Tuhaf bir süreçteyiz.

Kimin kiminle seçim yarışında olduğu tam belli değil.

Anayasal kurumlar, 12. Cumhurbaşkanını durduramadıklarını söylüyor. Bu sebeple seçim sürecinde hepimizin parasıyla, yine hepimizden kurduğu partiye oy istiyor. Güya bunu demokrasi için yapıyormuş. Bu durumda muhalefet bakalım çöktüğü söylenen parlamenter sistemi kurtarabilecek mi?

Her şeyden önce bakalım hükümeti yenebilecek mi?

Haydi, hükümeti yendi diyelim. Bitmiyor ki, bir de 12. Cumhurbaşkanı var. Onu yenebilecek mi?

Varsayalım ikisini de yenmeyi başardı. Yine sürprizler var. CHP’nin tespitlerine göre beş çeşit seçim hilesine karşı kendini savunabilecek mi?

Bilemiyoruz.

Ayrıca ortalıkta iki milyon seçmenin kayıp olduğu haberleri dolaşıyor. Demek ki hükümet ve 12. Cumhurbaşkanı sandığa iki milyon avantajla giriyor.

Senin anlayacağın çocuğum, maç, kurallarına göre oynanmıyor.

Daha yalın söyleyeyim: Bir çeşit ara rejim yaşıyor gibiyiz.

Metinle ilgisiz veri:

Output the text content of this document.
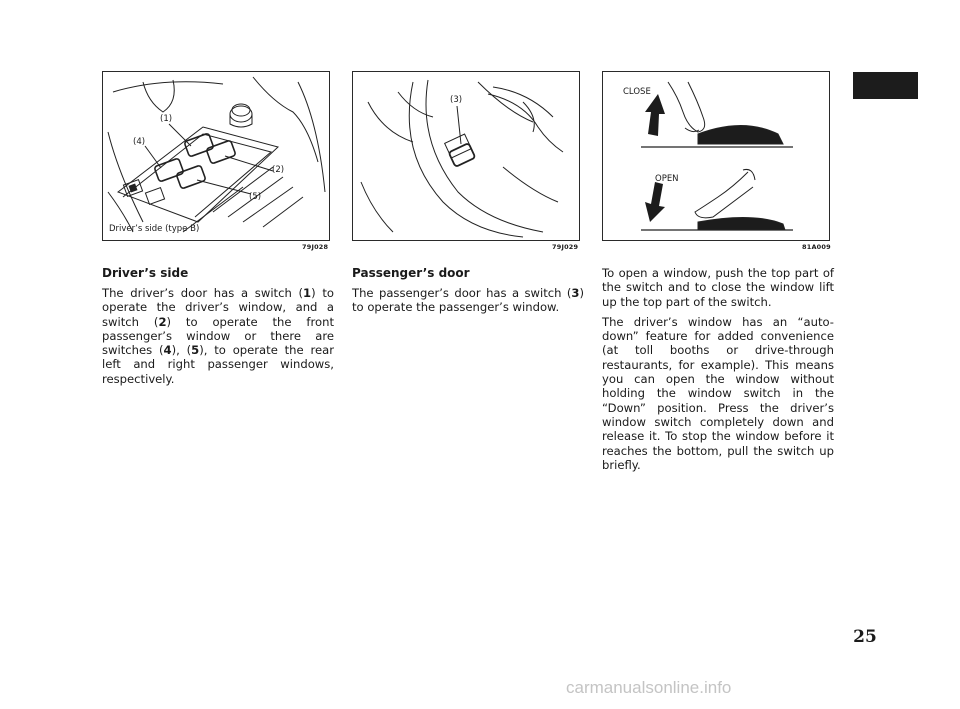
(1)
(4)
(2)
(5)
Driver’s side (type B)
79J028
(3)
79J029
CLOSE
OPEN
81A009
Driver’s side

The driver’s door has a switch (1) to operate the driver’s window, and a switch (2) to operate the front passenger’s window or there are switches (4), (5), to operate the rear left and right passenger windows, respectively.

Passenger’s door

The passenger’s door has a switch (3) to operate the passenger’s window.

To open a window, push the top part of the switch and to close the window lift up the top part of the switch.

The driver’s window has an “auto-down” feature for added convenience (at toll booths or drive-through restaurants, for example). This means you can open the window without holding the window switch in the “Down” position. Press the driver’s window switch completely down and release it. To stop the window before it reaches the bottom, pull the switch up briefly.

25
carmanualsonline.info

12 Eylül askeri darbesinden sonra, 28 Şubat’ınkine benzer, fakat ondan tamamıyla farklı bir ara rejim bu.

İşin en garibi ne biliyor musun? 

12 Eylül’ün ve darbelerin gadrine uğradıklarını söyleyenlerin genel çoğunluğunun, yeni ara rejimi beğenmemeleri. Ne diyorlar biliyor musun?  “Yeni rejim, darbecilerinkinden daha kötü ve acımasız.” 

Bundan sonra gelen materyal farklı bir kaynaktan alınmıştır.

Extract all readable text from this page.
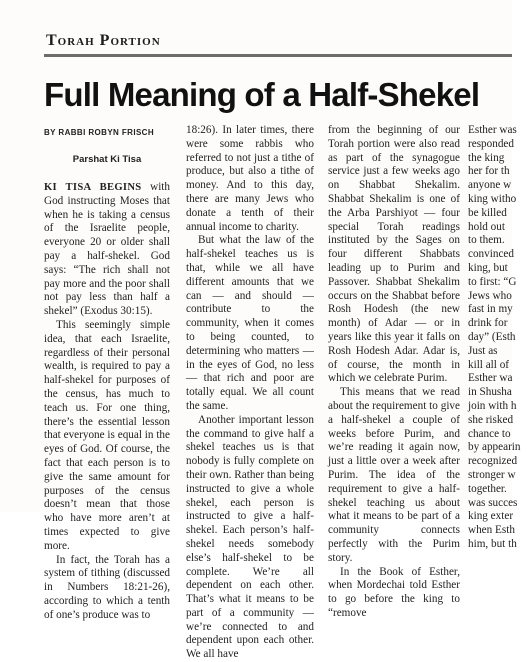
Torah Portion
Full Meaning of a Half-Shekel
BY RABBI ROBYN FRISCH
Parshat Ki Tisa

KI TISA BEGINS with God instructing Moses that when he is taking a census of the Israelite people, everyone 20 or older shall pay a half-shekel. God says: “The rich shall not pay more and the poor shall not pay less than half a shekel” (Exodus 30:15).

This seemingly simple idea, that each Israelite, regardless of their personal wealth, is required to pay a half-shekel for purposes of the census, has much to teach us. For one thing, there’s the essential lesson that everyone is equal in the eyes of God. Of course, the fact that each person is to give the same amount for purposes of the census doesn’t mean that those who have more aren’t at times expected to give more.

In fact, the Torah has a system of tithing (discussed in Numbers 18:21-26), according to which a tenth of one’s produce was to

18:26). In later times, there were some rabbis who referred to not just a tithe of produce, but also a tithe of money. And to this day, there are many Jews who donate a tenth of their annual income to charity.

But what the law of the half-shekel teaches us is that, while we all have different amounts that we can — and should — contribute to the community, when it comes to being counted, to determining who matters — in the eyes of God, no less — that rich and poor are totally equal. We all count the same.

Another important lesson the command to give half a shekel teaches us is that nobody is fully complete on their own. Rather than being instructed to give a whole shekel, each person is instructed to give a half-shekel. Each person’s half-shekel needs somebody else’s half-shekel to be complete. We’re all dependent on each other. That’s what it means to be part of a community — we’re connected to and dependent upon each other. We all have

from the beginning of our Torah portion were also read as part of the synagogue service just a few weeks ago on Shabbat Shekalim. Shabbat Shekalim is one of the Arba Parshiyot — four special Torah readings instituted by the Sages on four different Shabbats leading up to Purim and Passover. Shabbat Shekalim occurs on the Shabbat before Rosh Hodesh (the new month) of Adar — or in years like this year it falls on Rosh Hodesh Adar. Adar is, of course, the month in which we celebrate Purim.

This means that we read about the requirement to give a half-shekel a couple of weeks before Purim, and we’re reading it again now, just a little over a week after Purim. The idea of the requirement to give a half-shekel teaching us about what it means to be part of a community connects perfectly with the Purim story.

In the Book of Esther, when Mordechai told Esther to go before the king to “remove

Esther was

responded

the king

her for th

anyone w

king witho

be killed

hold out

to them.

convinced

king, but

to first: “G

Jews who

fast in my

drink for

day” (Esth

Just as

kill all of

Esther wa

in Shusha

join with h

she risked

chance to

by appearin

recognized

stronger w

together.

was succes

king exter

when Esth

him, but th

Utanmasalar  “askeri vesayeti” geri isteyecekler.

Bütün bunlar, 12 Eylül darbesinin mimarı 7. Cumhurbaşkanı’nın öldüğü, 12. Cumhurbaşkanı’nın her şeyi kontrol ettiği ve bizzat kendine özel kurduğu vesayet sisteminin uygulandığı bir süreçte oluyor. İlginç değil mi?

12. Cumhurbaşkanımıza lütfen sorar mısınız: İngiltere’de Muhafazakâr Parti seçimi kazandı; kral, ortalıkta hiç görülmedi. İngiltere Kralı seçimlerde neden il il dolaşmamış?